Qualche anno fa, ancora, nel pieno della crisi dei debiti sovrani, L’Organizzazione Internazionale del lavoro stimò che nel giro di un decennio per pareggiare i conti bisognava creare nel mondo un miliardo e mezzo di posti di lavoro; oggi la società di certificazione Price Waterhouse Coopers ha stimato che la robottizzazione determinerà entro il 2030 la scomparsa del 30 per cento degli attuali posti di lavoro. È evidente che le risposte sono dentro una visione politica e questa visione politica non è assolutamente asettica. Anche perché lo sconvolgimento si porta come corollario la necessaria riforma del welfare che, però, a sua volta impone l’obbligo di rispondere preventivamente a una domanda: il prossimo futuro dovrà essere caratterizzato dalla rinuncia alla protezione universalistica oppure, proprio perché pieno di incognite, quella protezione non solo andrà salvaguardata ma addirittura rafforzata e migliorata? E, soprattutto, il conto chi lo pagherà?
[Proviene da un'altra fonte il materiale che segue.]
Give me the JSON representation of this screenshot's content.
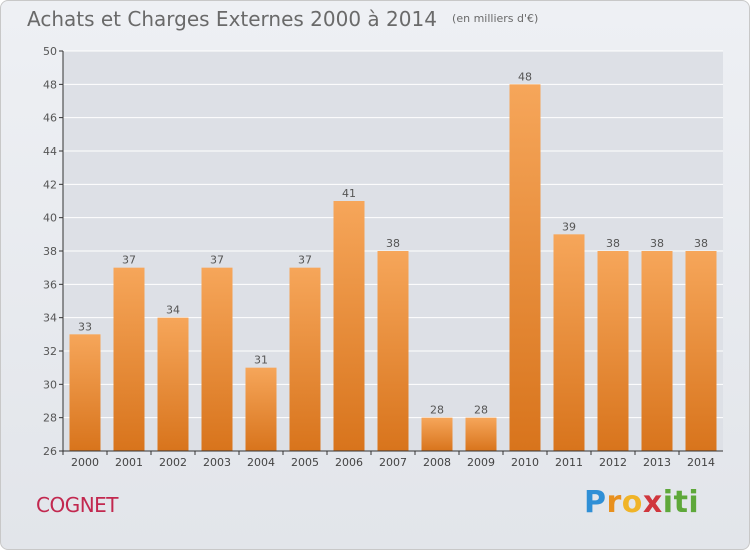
{
  "chart_data": {
    "type": "bar",
    "title": "Achats et Charges Externes 2000 à 2014",
    "subtitle": "(en milliers d'€)",
    "categories": [
      "2000",
      "2001",
      "2002",
      "2003",
      "2004",
      "2005",
      "2006",
      "2007",
      "2008",
      "2009",
      "2010",
      "2011",
      "2012",
      "2013",
      "2014"
    ],
    "values": [
      33,
      37,
      34,
      37,
      31,
      37,
      41,
      38,
      28,
      28,
      48,
      39,
      38,
      38,
      38
    ],
    "ylim": [
      26,
      50
    ],
    "yticks": [
      26,
      28,
      30,
      32,
      34,
      36,
      38,
      40,
      42,
      44,
      46,
      48,
      50
    ],
    "grid": "horizontal",
    "legend": "none",
    "bar_color_top": "#f6a65a",
    "bar_color_bottom": "#d8741c",
    "grid_color": "#ffffff",
    "axis_color": "#333333"
  },
  "footer": {
    "commune": "COGNET",
    "logo": "Proxiti",
    "commune_color": "#c2284f"
  }
}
È, allora, ipocrita sostenere che una discussione su quei due temi possa prescindere dalla politica. A meno che non si preferisca tenere la politica in un angolo nascosto per evitare risposte imbarazzanti o intenzioni preoccupanti. Bisogna dirlo con chiarezza: per la democrazia così come l’abbiamo conosciuta, tira una brutta aria. Certo, colpa di una classe politica vorace che ha trasformato l’illegalità in un segno caratteristico “professionale”. Ma facendo leva su questa tendenza a usare il potere collettivo e i beni pubblici a fini privati, in tanti hanno costruito una narrazione (Matteo Renzi compreso) in cui i “riti” della democrazia vengono bollati con il marchio di infamia di cerimonie ripetitive da Prima Repubblica. Al grido “riduciamo i costi della politica” (principio in generale accettabile) sono state prospettate (anche con l’ultima riforma costituzionale bocciata dalle urne) scorciatoie che sembravano avere un solo obiettivo: presentare le complessità della democrazia come un fastidio da evitare, un costo economico possibilmente da annullare.
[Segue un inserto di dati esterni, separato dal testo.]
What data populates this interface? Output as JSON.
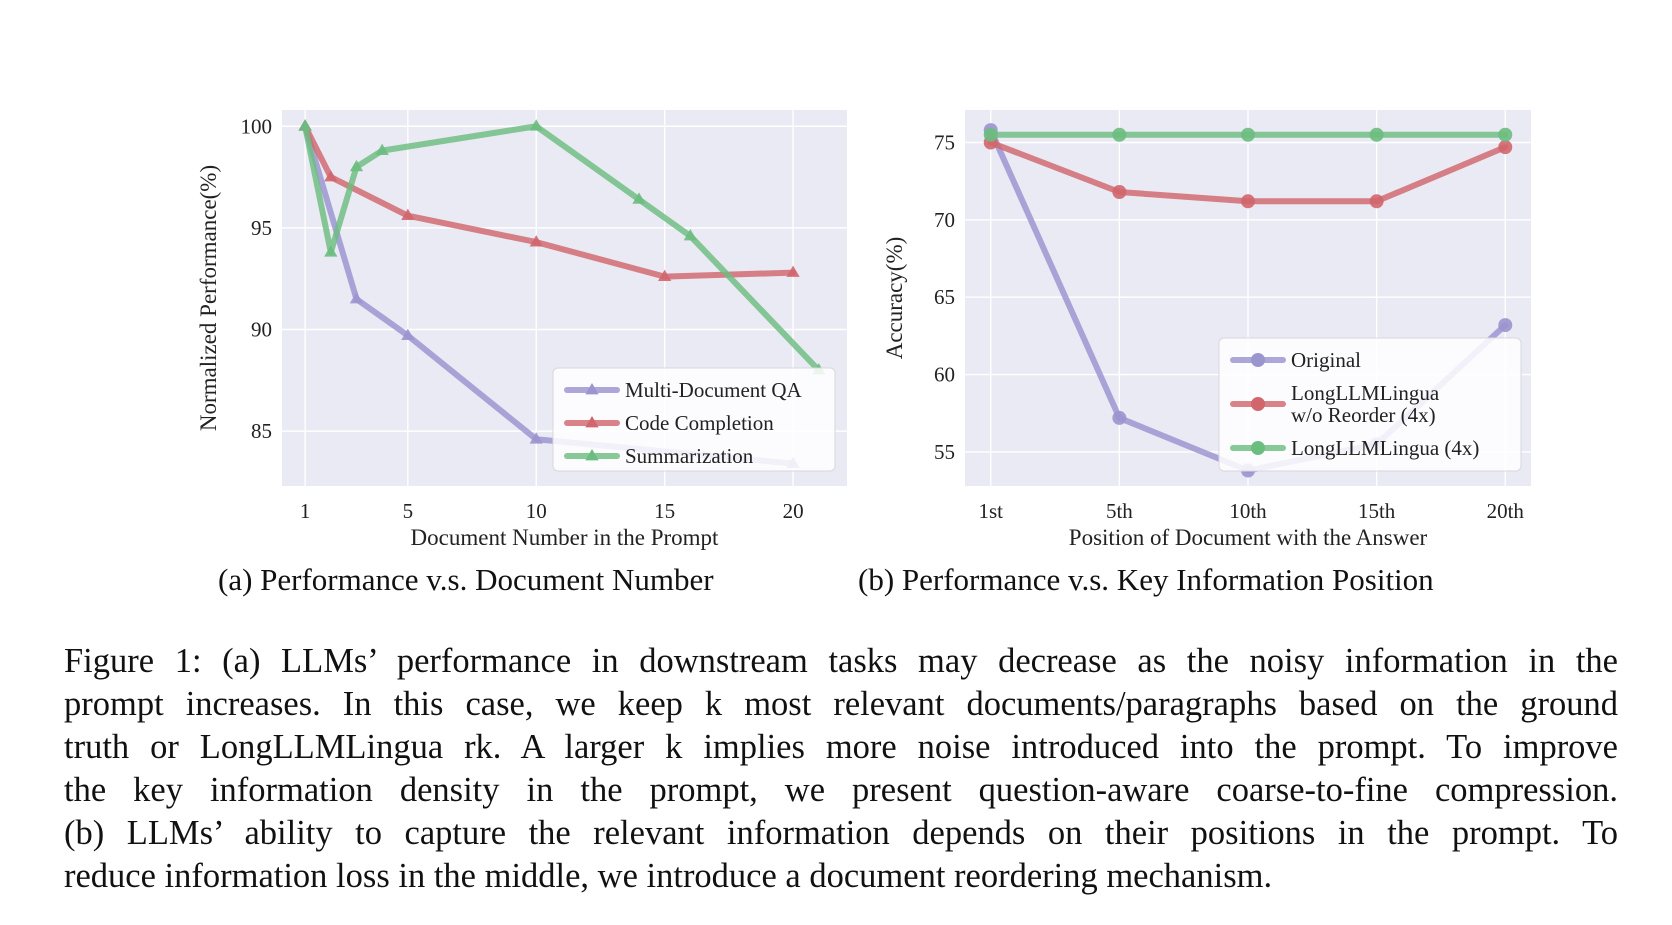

Un piano inclinato percorso con successo dal movimento di Beppe Grillo che ha raccolto l’insoddisfazione, l’irritazione, la delusione dei cittadini con slogan semplici (seppur non infondati) e di grande presa popolare. A questo si è aggiunto il “mito” della democrazia diretta avendo quella indiretta prodotto esiti fallimentari (“uno vale uno” si è trasformato in “uno vale nessuno” perché alla fine decidono in due), l’idea di un programma definibile come un concorso televisivo a quiz (tanto poi arriva il Grande Capo che detta la linea spesso diversa dal programma), la scelta di sponde internazionali (la malcelata simpatia per Putin) e in alcuni casi alleanze (Farage) e di modi di gestione del partito (la storia di Genova ma non solo) che tradiscono un’idea di democrazia che può assumere derive preoccupanti attraverso il sistema piuttosto oscuro (e agevolmente manipolabile) della “partecipazione via web”. Bisogna allora domandarsi: è possibile che quel largo consenso creato sul malessere (e sul “mal vivere”) delle persone in carne e ossa possa essere utilizzato per provocare una torsione autoritaria del concetto di democrazia? È un dubbio che Grillo, Casaleggio e il partito intero (da Di Maio a Di Battista) dovrebbero sciogliere, ma non con slogan e parole scritte sull’acqua, ma con scelte concrete, di campo. Perché anche definirsi “né di destra né di sinistra” è un giochino che all’alba di un altro secolo questo paese ha già visto. Discutete pure di futuro ma fateci sapere qual è la vostra visione di società futura. Cioè, uscita dai tweet e parlate di politica.